The researchers gathered data between April 2013 and April 2015. The companies and their information were collected at the beginning of the period and limited to U.S.-based companies, excluding those missing basic information, such as founding date and business description. Their dataset contained 24,382 companies, many of which were privately held and early-stage startups.
To uncover topics in the business descriptions, the researchers used a text-mining technique called topic modeling, a statistical method that discovers abstract “topics” from an extensive collection of documents. Then they took that text, converted it to a vector of numbers, and compared the two vectors to get a similarity measure, Shi says.

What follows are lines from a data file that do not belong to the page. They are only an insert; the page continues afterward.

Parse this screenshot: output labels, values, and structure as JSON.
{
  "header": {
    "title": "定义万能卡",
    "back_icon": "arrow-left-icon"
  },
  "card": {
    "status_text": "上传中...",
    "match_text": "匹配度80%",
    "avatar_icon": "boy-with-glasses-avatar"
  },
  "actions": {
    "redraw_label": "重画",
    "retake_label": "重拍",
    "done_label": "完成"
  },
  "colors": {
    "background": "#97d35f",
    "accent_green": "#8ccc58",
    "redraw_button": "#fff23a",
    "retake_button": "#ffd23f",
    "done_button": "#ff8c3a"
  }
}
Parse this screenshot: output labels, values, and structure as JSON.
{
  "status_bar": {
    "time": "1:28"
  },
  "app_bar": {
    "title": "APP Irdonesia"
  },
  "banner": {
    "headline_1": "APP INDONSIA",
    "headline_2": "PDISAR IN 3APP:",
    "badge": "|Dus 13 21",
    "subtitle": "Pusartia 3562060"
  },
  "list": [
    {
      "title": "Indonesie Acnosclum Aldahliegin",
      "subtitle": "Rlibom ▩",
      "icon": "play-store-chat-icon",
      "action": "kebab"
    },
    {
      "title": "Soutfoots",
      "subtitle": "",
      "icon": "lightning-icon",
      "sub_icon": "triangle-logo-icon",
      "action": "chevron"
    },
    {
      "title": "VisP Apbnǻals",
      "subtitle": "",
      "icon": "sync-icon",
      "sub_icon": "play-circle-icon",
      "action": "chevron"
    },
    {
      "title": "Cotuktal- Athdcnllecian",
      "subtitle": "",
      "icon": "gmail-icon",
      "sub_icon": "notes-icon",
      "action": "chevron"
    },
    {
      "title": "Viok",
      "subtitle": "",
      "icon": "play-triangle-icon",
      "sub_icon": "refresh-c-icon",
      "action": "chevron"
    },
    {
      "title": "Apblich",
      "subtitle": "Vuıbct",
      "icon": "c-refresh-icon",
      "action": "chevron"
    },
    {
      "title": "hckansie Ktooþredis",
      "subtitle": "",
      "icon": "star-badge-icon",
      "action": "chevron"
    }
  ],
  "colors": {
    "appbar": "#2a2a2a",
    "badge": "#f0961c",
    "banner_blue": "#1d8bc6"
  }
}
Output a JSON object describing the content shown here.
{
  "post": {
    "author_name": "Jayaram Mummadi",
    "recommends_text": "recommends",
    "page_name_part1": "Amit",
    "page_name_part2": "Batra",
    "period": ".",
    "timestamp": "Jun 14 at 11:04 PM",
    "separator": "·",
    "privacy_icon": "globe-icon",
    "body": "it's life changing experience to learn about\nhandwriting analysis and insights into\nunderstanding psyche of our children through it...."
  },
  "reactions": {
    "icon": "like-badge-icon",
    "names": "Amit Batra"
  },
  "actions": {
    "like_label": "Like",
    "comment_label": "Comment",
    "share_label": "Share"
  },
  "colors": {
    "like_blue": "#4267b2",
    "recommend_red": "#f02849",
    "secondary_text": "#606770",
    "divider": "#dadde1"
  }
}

“The challenge is how can we translate a piece of text into some numbers, and that goes to the core of our research,” he says.
To validate this method, Shi and his co-authors tracked three types of inter-firm interactions: mergers and acquisitions (M&As), where one firm acquires another; investments, where one firm invests in another; and job mobility, where an employee changes jobs from one company to another. Their dataset included a total of 1,689 M&As since 2008.
In their research paper, Shi and his coauthors state, “Our research shows how big data analytics can potentially transform competitive intelligence, particularly for the high-tech industry, where recent years have seen an ‘entrepreneurial boom’ characterized by the explosion of digital startups. Such explosion has made it ever more difficult to purely rely on individuals’ industry knowledge to depict the rapidly changing landscape of the startup world. Our empirical analysis demonstrates the potential of extracting economically meaningful information from publicly available, unstructured data through large-scale computation as well as the value of the proposed business proximity measure as an important metric in the analytics of M&A matching and as a search tool for navigating the networked startup world.”
Shi, who teaches master’s courses in the business analytics program at the W. P. Carey School of Business, will turn his sights to the crowded mobile app market on the Apple platform for his next research endeavor.
“I’m excited about the new data science techniques, and I’m thinking of ways to leverage these tools to transform how we do certain things in economics research,” he says.